Update: Thanks for the responses, I read the additional research you recommended. My DS started nursery today after a week of short settling sessions and stayed at nursery for 4 hours before I picked him up. He seemed in a daze when I picked him up, showing no reactions to anything and it was only until we got home that he snapped out of it and became very clingy. After a quick google search I read that it could have been a disassociation response which I find really concerning since it's a kind of emotional shutdown because he wasn't feeling safe enough to relax at nursery. On the surface, his nursery carers were delighted with him since he played, ate and slept. Should I be worried?

I think you might be massively overthinking it. Nursery settling is stressful for both parents and children, but 100,000’s of kids go to some kind of nursery setting and are absolutely fine. LO bb has probably been over tired or over stimulated after his first day. When mine has been in for the 2 days a week he goes, it’s literally tea bath and bed because he’s shattered from a busy day.

RidingMyBike · 19/05/2025 11:41

LameBorzoi · 19/05/2025 00:36

On the grandparent thing - it's often touted as better than nursery, but in the real world, it often isn't.
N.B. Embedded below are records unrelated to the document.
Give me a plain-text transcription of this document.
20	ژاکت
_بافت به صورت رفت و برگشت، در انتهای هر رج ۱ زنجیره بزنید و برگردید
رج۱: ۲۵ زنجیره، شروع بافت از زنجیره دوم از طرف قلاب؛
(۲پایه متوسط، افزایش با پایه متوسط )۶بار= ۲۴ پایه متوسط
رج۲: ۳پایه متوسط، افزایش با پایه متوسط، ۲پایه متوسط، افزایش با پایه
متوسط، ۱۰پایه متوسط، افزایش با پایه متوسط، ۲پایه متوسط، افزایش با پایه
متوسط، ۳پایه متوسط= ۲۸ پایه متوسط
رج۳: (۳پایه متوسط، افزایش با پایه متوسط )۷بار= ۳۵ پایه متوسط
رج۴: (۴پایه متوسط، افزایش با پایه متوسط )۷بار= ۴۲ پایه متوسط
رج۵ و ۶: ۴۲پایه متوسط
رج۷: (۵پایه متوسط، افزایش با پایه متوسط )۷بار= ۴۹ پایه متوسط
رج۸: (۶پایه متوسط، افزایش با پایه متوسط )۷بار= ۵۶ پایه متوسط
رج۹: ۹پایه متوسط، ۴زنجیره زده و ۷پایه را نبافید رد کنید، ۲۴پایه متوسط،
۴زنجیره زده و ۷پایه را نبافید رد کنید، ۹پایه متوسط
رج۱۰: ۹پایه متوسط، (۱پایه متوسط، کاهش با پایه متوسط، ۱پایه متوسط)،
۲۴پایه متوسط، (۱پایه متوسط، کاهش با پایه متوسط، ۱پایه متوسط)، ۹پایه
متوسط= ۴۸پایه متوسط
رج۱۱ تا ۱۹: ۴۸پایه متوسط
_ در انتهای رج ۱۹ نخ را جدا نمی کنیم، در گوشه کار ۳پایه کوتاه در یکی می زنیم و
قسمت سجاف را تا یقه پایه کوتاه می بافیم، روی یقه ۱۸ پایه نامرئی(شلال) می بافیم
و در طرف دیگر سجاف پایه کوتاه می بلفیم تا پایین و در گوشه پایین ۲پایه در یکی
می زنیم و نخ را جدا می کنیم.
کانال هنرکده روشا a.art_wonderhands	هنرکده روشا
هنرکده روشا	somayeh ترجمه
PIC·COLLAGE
I thought a friend had the best possible situation with her retired teacher mum looking after her kids, but it turns out the kids were watching TV all day.

Yes, I’ve seen this at toddler groups. Grandparent care often seemed to involve an exhausted looking grandparent who was struggling to keep up with a toddler. There was one family I wasn’t sure was even safe as the grandparent was reliant on a walking stick and couldn’t walk fast or far and had a very active young child with them.

I have seen excellent grandparent care but that was someone who’d retired relatively young and been a primary school teacher and who, crucially, only did one day of childcare a week for gc so they were always doing fun activities like the park, duck feeding, library, baking because she had the energy and enthusiasm.